Webinar Moya Institute Tegaskan Kontribusi Indonesia Selesaikan Konflik Palestina-Israel
Jakarta – Keteguhan Indonesia mendukung kemerdekaan penuih untuk Palestina tidak pernah luntur dari berpuluh tahun lalu. Semua Langkah politik internasional Indonesia dari masa ke masa selalu menyuarakan perdamaian dan kemerdekaan penuh bagi Palestina menjadi negara yang berdaulat.
Sekretaris Umum PP Muhammadiyah, Prof Abdul Mu’ti menganggap bahwa perang Palestina – Israel merupakan konflik multidimensi karena tidak hanya memandang aspek geopolitik, namun juga klaim teologis kaum zionis yang memandang tanah Palestina itu sebagai tanah nenek moyangnya.
“Dimensi kedua yakni politik juga kental dalam perang Israel-Palestina. Oleh karena itu, seluruh pihak sepakat menilai solusi politik lebih cocok untuk menyelesaikan perang tersebut. “Two-state solution atau solusi dua negara adalah solusi yang paling logis bagi penyelesaian konflik kedua bangsa, karena memang menurut bangsa Israel juga punya hak tinggal di wilayah itu, hanya saja selama ini mereka melakukan okupasi terhadap tanah Palestina, yang dinilai sebagai penjajahan,” ungkap Mu’ti dalam Webinar Moya Institute bertajuk “Konflik Palestina-Israel : Peluang Penyelesaian” yang dikutip Sabtu, 18 November 2023.
Mantan Dubes RI untuk Ukraina, Yuddy Chrisnandi menegaskan bahwa Indonesia memiliki peran strategis dalam mewujudkan perdamaian Palestina dan Israel karena Indonesia memiliki daya tawar besar di antara negara-negara Islam yang tergabung dalam Organisasi Kerja Sama Islam (OKI). Hal ini juga dikarenakan Indonesia merupakan negara muslim terbesar serta menganut politik bebas aktif dan mengecam penuh segala macam penjajahan di atas dunia.
“Negara-negara OKI seperti Arab Saudi dan Uni Emirat Arab itu tak memiliki daya tawar sebesar Indonesia, dalam menyuarakan kepentingan umat Islam,” ujar Yuddy.
Prof Imron Cotan sebagai Pemerhati Isu-isu Strategis dan Global berpendapat ada perbedaan mendasar antara orang Yahudi dengan gerakan zionisme. Orang Yahudi itu secara umum baik, karena ada persamaan kaidah keagamaan dengan Islam. Sedangkan zionisme, adalah gerakan politik yang menginginkan terbentuknya negara Yahudi di tanah Palestina, menolak berdirinya negara Palestina.

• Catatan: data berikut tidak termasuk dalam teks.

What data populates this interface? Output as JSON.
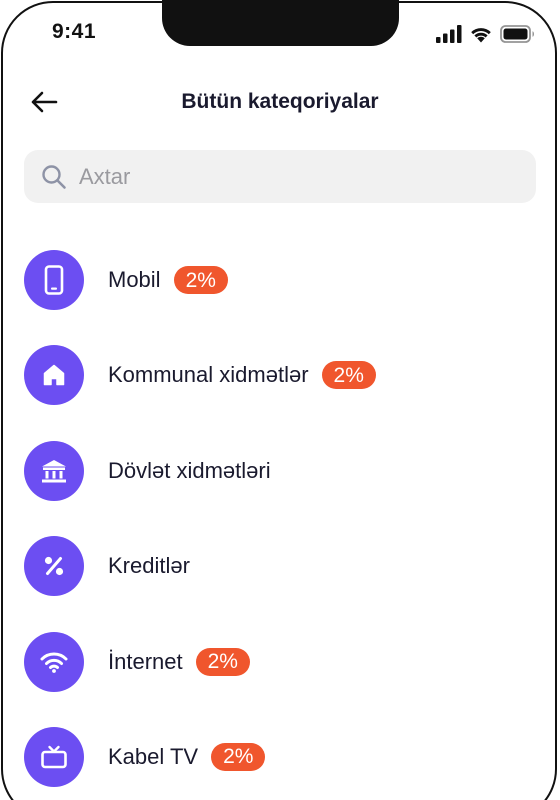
{
  "status_bar": {
    "time": "9:41"
  },
  "header": {
    "title": "Bütün kateqoriyalar"
  },
  "search": {
    "placeholder": "Axtar",
    "value": ""
  },
  "categories": [
    {
      "label": "Mobil",
      "badge": "2%",
      "icon": "mobile-phone-icon"
    },
    {
      "label": "Kommunal xidmətlər",
      "badge": "2%",
      "icon": "house-icon"
    },
    {
      "label": "Dövlət xidmətləri",
      "badge": "",
      "icon": "bank-building-icon"
    },
    {
      "label": "Kreditlər",
      "badge": "",
      "icon": "percent-icon"
    },
    {
      "label": "İnternet",
      "badge": "2%",
      "icon": "wifi-icon"
    },
    {
      "label": "Kabel TV",
      "badge": "2%",
      "icon": "tv-icon"
    }
  ],
  "colors": {
    "accent": "#6c4ef2",
    "badge": "#f0562d",
    "search_bg": "#f1f1f1"
  }
}
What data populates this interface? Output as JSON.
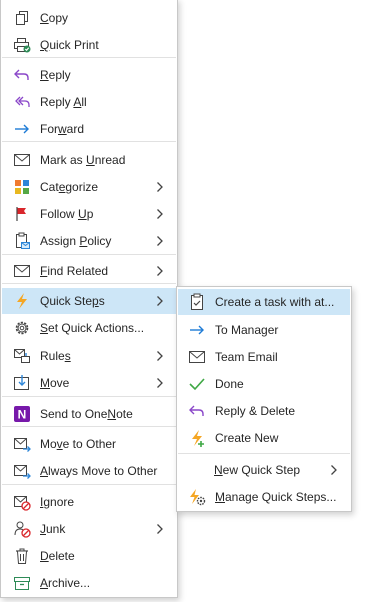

Rektor Universitas Jenderal Achmad Yani, Prof. Dr. Hikmahanto Juwana, pun menyoroti Perdana Menteri Israel, Benjamin Netanyahu, yang dianggap sebagai penjahat perang atas serangan terhadap Gaza, Palestina.
Namun, tantangan hukum muncul karena Israel bukan anggota Statuta Roma (1998), yang memungkinkan pengadilan oleh International Criminal Court (ICC). Alternatifnya adalah melalui resolusi Dewan Keamanan PBB, meskipun kemungkinan veto oleh AS dapat menjadi hambatan.
“Tapi, nantinya pasti AS akan memveto hal itu di DK-PBB, jadi badan dunia itu sudah seperti ‘macan ompong’ sebetulnya,” ujar Hikmahanto.
“Dalam konteks perlawanan, kekuatan Palestina berhak mengambil langkah-langkah untuk membebaskan diri dari penjajahan Israel. Namun, yang digaungkan negara-negara besar, khususnya AS, hanyalah hak Israel untuk membela diri, paska serangan Hamas, 7 Oktober yang lalu. Melupakan kenyataan bahwa bangsa Palestina sudah tertindas selama 75 tahun”, ujar Imron Cotan.
Direktur Eksekutif Moya Institute, Hery Sucipto, menyampaikan keprihatinan mendalam terhadap tragedi kemanusiaan di Gaza, terutama melihat jumlah korban anak-anak yang mencapai lebih dari 50 persen dari total korban.
“Karena itu, Moya Institute berinisiatif menggelar webinar ini untuk menganalisis perkembangan yang terjadi, membaca kemungkinan potensi penyelesaian, termasuk mengkaji kemungkinan langkah-langkah yang bisa diambil Indonesia untuk berperan lebih aktif dalam upaya menciptakan perdamaian antara Palestina-Israel,” kata Hery.